Dr. Williams has participated in several writers’ conferences, including the Squaw Valley Community of Writers (2000), Hurston/Wright Writers Week (1996), and Flight of the Mind (1993). Her work has appeared in Poets & Writers Magazine; Dark Eros: Black Erotic Writings; Spirit & Flame: An Anthology of African American Poetry; Catch the Fire: A Cross-Generational Anthology of Contemporary African-American Poetry; Beyond the Frontier: African American Poetry for the 21st Century; Mischief, Caprice, and Other Poetic Strategies (Red Hen Press); A Deeper Shade of Sex: The Best in Black Erotica, and Check the Rhyme: An Anthology of Female Poets & Emcees. Check the Rhyme was nominated for an NAACP Image Award (2007).

Her prose publications include essays and short stories in MindFire Renewed, P.A.W. (Philadelphia Artists Writers) Prints, Midnight Mind Magazine, Amateur Computerist, Tattoo Highway #6, Obsidian II: Black Literature in Review, and Sojourner: The Women’s Forum. She has 7 titles available for sale on Lulu.com (stores.lulu.com/drni), an online print-on-demand publisher based in the U.K.

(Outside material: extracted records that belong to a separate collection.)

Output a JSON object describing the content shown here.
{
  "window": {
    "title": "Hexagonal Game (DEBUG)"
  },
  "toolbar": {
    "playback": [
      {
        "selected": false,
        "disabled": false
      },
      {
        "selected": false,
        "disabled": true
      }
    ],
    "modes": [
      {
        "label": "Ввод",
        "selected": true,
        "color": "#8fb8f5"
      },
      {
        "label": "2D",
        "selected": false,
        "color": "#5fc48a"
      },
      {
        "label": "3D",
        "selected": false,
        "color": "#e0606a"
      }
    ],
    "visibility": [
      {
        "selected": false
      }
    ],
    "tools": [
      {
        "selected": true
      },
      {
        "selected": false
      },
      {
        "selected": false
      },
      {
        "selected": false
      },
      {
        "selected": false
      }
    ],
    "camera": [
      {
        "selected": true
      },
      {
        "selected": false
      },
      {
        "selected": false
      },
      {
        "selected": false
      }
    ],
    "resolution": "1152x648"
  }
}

Dr. Williams hosts “Poetry & Prose & Anything Goes with Dr. Ni” Friday afternoons from 2-3 p.m. EST on BlogTalkRadio (www.blogtalkradio.com). The show originally aired from February to April of 2007 on Passionate Internet Voices Talk Radio, but was forced into hiatus by fees. Dr. Williams’ short story “The Embrace” was selected for the 2006-2007 Writing Aloud series at the InterAct Theatre Company in Philadelphia, PA.

Of her purpose for writing Dr. Williams says: "I frequently do not err on the side of caution in my writing, but I believe in the purpose of it: to speak to the things others do not want to speak of, with the hopes of reaching that one woman, or her lover, or her friend, who refuses to deal with her pain, who hides from it, who doesn't think she'll survive it. That's the audience I hope to reach."